Dann aber legte sie ein Auf und Ab hin und stieg sogar bis auf 85,07 am Mittwoch, 3. März. Einen konkreten Hintergrund für den Anstieg gab es nicht: Laut Stadt ist zum Beispiel ein Hotspot nicht die Ursache, das Infektionsgeschehen in der Stadt sei vielmehr breit gestreut. Allerdings: Wie die Stadt ebenfalls mitteilte, traten nach der Wiederöffnung von Schulen und Kitas dort direkt erste Corona-Fälle auf – auch mit der britischen Variante, so die Stadt.

Corona-Todesfälle: Um zwei Drittel zum Januar gesunken

Die Zahl der Todesfälle mit/an COVID-19 konnte im Februar drastisch gebremst werden: Die Anzahl der Corona-Toten wuchs in den letzten vier Wochen „nur“ von 341 (4.2.) auf 379 Verstorbene (4.3.). Das sind 38 Corona-Tote in vier Wochen – zur Erinnerung: Allein in der letzten Januar-Woche lag die Zahl der Todesfälle bei 37, im gesamten Januar waren 119 Verstorbene zu beklagen – das war der traurige Monatsrekord seit Pandemie-Ausbruch in Wuppertal. Die deutliche Abnahme bei den Todesfällen dürfte nicht zuletzt mit der Mitte Februar abgeschlossenen Durchimpfung der Bewohner der Wuppertaler Altenheime und dem Beginn der Impfungen der Ü80-Wuppertaler am 8. Februar im Impfzentrum zusammenhängen.

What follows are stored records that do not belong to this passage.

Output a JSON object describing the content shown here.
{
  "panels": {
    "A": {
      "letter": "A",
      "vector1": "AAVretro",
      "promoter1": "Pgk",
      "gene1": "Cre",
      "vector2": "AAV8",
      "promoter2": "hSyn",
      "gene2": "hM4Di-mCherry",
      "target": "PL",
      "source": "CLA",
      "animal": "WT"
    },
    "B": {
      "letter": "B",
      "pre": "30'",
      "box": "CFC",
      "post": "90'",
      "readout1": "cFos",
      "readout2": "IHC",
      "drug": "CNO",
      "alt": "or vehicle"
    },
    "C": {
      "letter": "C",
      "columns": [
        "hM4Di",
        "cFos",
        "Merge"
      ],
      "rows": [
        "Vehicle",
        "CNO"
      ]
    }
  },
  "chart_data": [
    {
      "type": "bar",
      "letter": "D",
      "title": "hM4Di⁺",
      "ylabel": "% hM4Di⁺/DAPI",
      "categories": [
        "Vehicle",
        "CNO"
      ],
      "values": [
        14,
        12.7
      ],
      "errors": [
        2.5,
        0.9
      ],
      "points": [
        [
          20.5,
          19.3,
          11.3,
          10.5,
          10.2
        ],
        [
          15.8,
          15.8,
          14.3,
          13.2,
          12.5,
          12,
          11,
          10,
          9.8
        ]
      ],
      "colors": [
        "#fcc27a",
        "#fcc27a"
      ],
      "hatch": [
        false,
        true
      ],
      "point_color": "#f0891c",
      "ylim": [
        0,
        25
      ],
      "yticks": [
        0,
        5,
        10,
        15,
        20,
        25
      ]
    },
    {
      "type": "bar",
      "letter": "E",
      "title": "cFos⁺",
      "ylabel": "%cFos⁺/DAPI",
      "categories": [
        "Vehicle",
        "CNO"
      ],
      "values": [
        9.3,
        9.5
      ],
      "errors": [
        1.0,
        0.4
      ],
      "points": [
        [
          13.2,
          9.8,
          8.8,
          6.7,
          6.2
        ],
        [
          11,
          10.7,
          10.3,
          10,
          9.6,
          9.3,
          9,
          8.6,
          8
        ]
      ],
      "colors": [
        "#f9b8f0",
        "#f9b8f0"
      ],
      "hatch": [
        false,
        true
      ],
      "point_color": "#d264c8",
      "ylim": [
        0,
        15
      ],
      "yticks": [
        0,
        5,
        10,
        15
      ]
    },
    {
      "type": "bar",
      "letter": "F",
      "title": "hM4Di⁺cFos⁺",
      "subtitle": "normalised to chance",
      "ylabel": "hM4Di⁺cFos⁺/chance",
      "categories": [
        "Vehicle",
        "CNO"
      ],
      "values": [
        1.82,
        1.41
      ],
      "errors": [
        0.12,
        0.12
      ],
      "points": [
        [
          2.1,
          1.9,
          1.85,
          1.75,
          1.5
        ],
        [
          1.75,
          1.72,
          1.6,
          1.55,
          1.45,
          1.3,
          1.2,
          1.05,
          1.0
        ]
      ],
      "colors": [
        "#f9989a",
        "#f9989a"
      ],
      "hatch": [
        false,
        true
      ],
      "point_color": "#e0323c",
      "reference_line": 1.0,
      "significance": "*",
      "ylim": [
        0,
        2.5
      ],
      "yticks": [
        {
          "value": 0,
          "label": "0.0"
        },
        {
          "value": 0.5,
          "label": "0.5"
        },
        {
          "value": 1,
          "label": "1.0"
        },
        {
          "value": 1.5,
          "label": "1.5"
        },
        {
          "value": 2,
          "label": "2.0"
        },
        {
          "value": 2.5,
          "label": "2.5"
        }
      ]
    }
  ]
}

Infizierten-Zahl: Zuwachs im Februar noch weiter gebremst

Nachdem die Zahl aller bestätigten COVID-19-Infizierten seit Ausbruch der Pandemie am 4. Februar bei 12.074 Wuppertalern lag, betrug sie zum gestrigen 4. März insgesamt 13.078 Wuppertaler. Davon 12.197 Personen sind zwischenzeitlich genesen. Der Infizierten-Zuwachs lag im Februar nur noch bei rund 8 Prozent – zum Vergleich: Im Januar wuchs die Infiziertenzahl noch um 22 Prozent, im Dezember um rund 40 Prozent und im November sogar um rund 85 Prozent. Ebenfalls hat sich die Anzahl der Quarantäne-Fälle von 1.379 Personen (4.2.) auf 1.147 Quarantäne-Fälle (4.3.) verringert.

Wochenbilanz: Wieder ein Anstieg

Laut des Stadt-Updates zum 4. März stieg die Zahl der aktuell Corona-Infizierten in Wuppertal im Laufe der Woche auf 502 (25.2.: 441). Die Neuinfektionen in sieben Tagen stiegen zum 4. März auf 283 (25.2.: 262), die Wuppertal-Inzidenz erhöhte sich dadurch auf 79,72 (25.2.: 73,80). Die Anzahl der Todesfälle mit/an Corona stieg im Laufe der Woche um sechs Verstorbene auf insgesamt 379 (373) – im Vergleich zur Vorwoche, als zehn Todesfälle zu beklagen waren, ist das also ein erneuter Rückgang.